Use the money you’ve saved by reducing your spending and focus on paying off that loan with the lowest balance while continuing to make the minimum payments on your other debts. Once you’ve paid off that first debt you will have “new” money available to begin paying off the second debt and so on. Most people who use this tactic find they can pay off most if not all of their debts in just two to three years.
Those pesky secured debts
You’ll also need to make a plan for dealing with your secured debts. If one of them is a mortgage you may need to contact your mortgage holder to see if you could negotiate a better interest rate or even a refi. Auto loans are more difficult because lenders have very little incentive to negotiate with you.
Professional debt management
All of this can feel very overwhelming. If so, you might need professional help from a non-profit credit-counseling agency. When you go to one of these agencies you will be assigned a trained and experienced credit counselor that will review your spending and suggest improvements or those areas where you could make additional cuts. Your counselor will help you develop budget to improve your cash flow so you’ll have more money available to pay down your debts each month. He or she may also suggest a debt management plan or DMP. This is where your counselor contacts all of your creditors to see if they would be willing to lower your interest rates and reduce or waive any fees you owe. She or he will also help determine how much you can afford to pay your unsecured creditors each month and then work with your creditors to see if they will accept these amounts.
The primary advantage of a debt management plan is that it consolidates all of your debts into just one payment and will get all your creditors off your back. Equally important that one payment will probably be less than the sum of the payments you are currently making.

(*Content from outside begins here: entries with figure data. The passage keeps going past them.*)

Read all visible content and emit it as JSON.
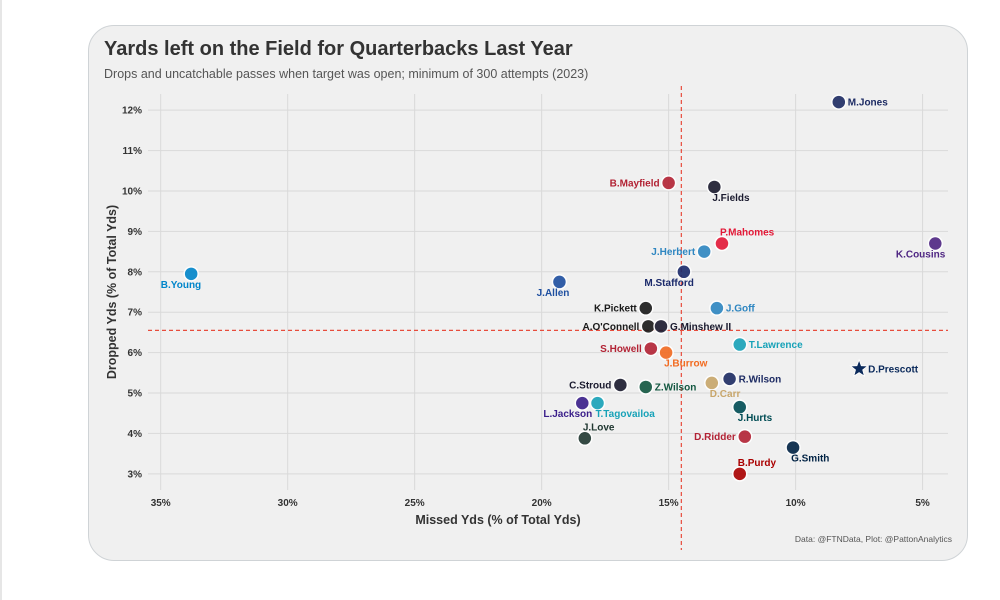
{
  "chart_data": {
    "type": "scatter",
    "title": "Yards left on the Field for Quarterbacks Last Year",
    "subtitle": "Drops and uncatchable passes when target was open; minimum of 300 attempts (2023)",
    "xlabel": "Missed Yds (% of Total Yds)",
    "ylabel": "Dropped Yds (% of Total Yds)",
    "x_reversed": true,
    "xlim": [
      35.5,
      4.0
    ],
    "ylim": [
      2.6,
      12.4
    ],
    "x_ticks": [
      35,
      30,
      25,
      20,
      15,
      10,
      5
    ],
    "x_tick_labels": [
      "35%",
      "30%",
      "25%",
      "20%",
      "15%",
      "10%",
      "5%"
    ],
    "y_ticks": [
      3,
      4,
      5,
      6,
      7,
      8,
      9,
      10,
      11,
      12
    ],
    "y_tick_labels": [
      "3%",
      "4%",
      "5%",
      "6%",
      "7%",
      "8%",
      "9%",
      "10%",
      "11%",
      "12%"
    ],
    "reference_lines": {
      "x": 14.5,
      "y": 6.55,
      "color": "#e74c3c"
    },
    "grid": true,
    "credit": "Data: @FTNData, Plot: @PattonAnalytics",
    "points": [
      {
        "name": "M.Jones",
        "x": 8.3,
        "y": 12.2,
        "color": "#1d2b63",
        "label_pos": "right"
      },
      {
        "name": "B.Mayfield",
        "x": 15.0,
        "y": 10.2,
        "color": "#b22234",
        "label_pos": "left"
      },
      {
        "name": "J.Fields",
        "x": 13.2,
        "y": 10.1,
        "color": "#1a1a2e",
        "label_pos": "below-right"
      },
      {
        "name": "P.Mahomes",
        "x": 12.9,
        "y": 8.7,
        "color": "#e31837",
        "label_pos": "above-right"
      },
      {
        "name": "K.Cousins",
        "x": 4.5,
        "y": 8.7,
        "color": "#4f2683",
        "label_pos": "below-left"
      },
      {
        "name": "J.Herbert",
        "x": 13.6,
        "y": 8.5,
        "color": "#2e86c1",
        "label_pos": "left"
      },
      {
        "name": "M.Stafford",
        "x": 14.4,
        "y": 8.0,
        "color": "#1b2a6b",
        "label_pos": "below-left"
      },
      {
        "name": "B.Young",
        "x": 33.8,
        "y": 7.95,
        "color": "#0085ca",
        "label_pos": "below-left"
      },
      {
        "name": "J.Allen",
        "x": 19.3,
        "y": 7.75,
        "color": "#1e4fa0",
        "label_pos": "below-left"
      },
      {
        "name": "J.Goff",
        "x": 13.1,
        "y": 7.1,
        "color": "#2e86c1",
        "label_pos": "right"
      },
      {
        "name": "K.Pickett",
        "x": 15.9,
        "y": 7.1,
        "color": "#1a1a1a",
        "label_pos": "left"
      },
      {
        "name": "A.O'Connell",
        "x": 15.8,
        "y": 6.65,
        "color": "#1a1a1a",
        "label_pos": "left"
      },
      {
        "name": "G.Minshew II",
        "x": 15.3,
        "y": 6.65,
        "color": "#1a1a2e",
        "label_pos": "right"
      },
      {
        "name": "T.Lawrence",
        "x": 12.2,
        "y": 6.2,
        "color": "#17a2b8",
        "label_pos": "right"
      },
      {
        "name": "S.Howell",
        "x": 15.7,
        "y": 6.1,
        "color": "#b22234",
        "label_pos": "left"
      },
      {
        "name": "J.Burrow",
        "x": 15.1,
        "y": 6.0,
        "color": "#f26b21",
        "label_pos": "below-right"
      },
      {
        "name": "D.Prescott",
        "x": 7.5,
        "y": 5.6,
        "color": "#0b2a5b",
        "label_pos": "right"
      },
      {
        "name": "R.Wilson",
        "x": 12.6,
        "y": 5.35,
        "color": "#1d2b63",
        "label_pos": "right"
      },
      {
        "name": "C.Stroud",
        "x": 16.9,
        "y": 5.2,
        "color": "#1a1a2e",
        "label_pos": "left"
      },
      {
        "name": "Z.Wilson",
        "x": 15.9,
        "y": 5.15,
        "color": "#125740",
        "label_pos": "right"
      },
      {
        "name": "D.Carr",
        "x": 13.3,
        "y": 5.25,
        "color": "#c8a66b",
        "label_pos": "below-right"
      },
      {
        "name": "T.Tagovailoa",
        "x": 17.8,
        "y": 4.75,
        "color": "#17a2b8",
        "label_pos": "below-right"
      },
      {
        "name": "L.Jackson",
        "x": 18.4,
        "y": 4.75,
        "color": "#3a1e8a",
        "label_pos": "below-left"
      },
      {
        "name": "J.Hurts",
        "x": 12.2,
        "y": 4.65,
        "color": "#004c54",
        "label_pos": "below-right"
      },
      {
        "name": "J.Love",
        "x": 18.3,
        "y": 3.88,
        "color": "#203731",
        "label_pos": "above-right"
      },
      {
        "name": "D.Ridder",
        "x": 12.0,
        "y": 3.92,
        "color": "#b22234",
        "label_pos": "left"
      },
      {
        "name": "G.Smith",
        "x": 10.1,
        "y": 3.65,
        "color": "#002244",
        "label_pos": "below-right"
      },
      {
        "name": "B.Purdy",
        "x": 12.2,
        "y": 3.0,
        "color": "#aa0000",
        "label_pos": "above-right"
      }
    ]
  }
}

However, there are some downsides to a professional debt management plan. For one thing, you will be required to give up all of your credit cards and not take on any new debt until you’ve completed your plan. Plus, the arrangements made by your credit counselor are informal and your lenders could change their minds at any time. In addition interest will probably continue to be charged on your debts particularly those that are in arrears and may be charged at higher rates than those of your original loans.
Follow the tips that you read in this article and you will soon be on your way to better debt management and a happier, less stressful life.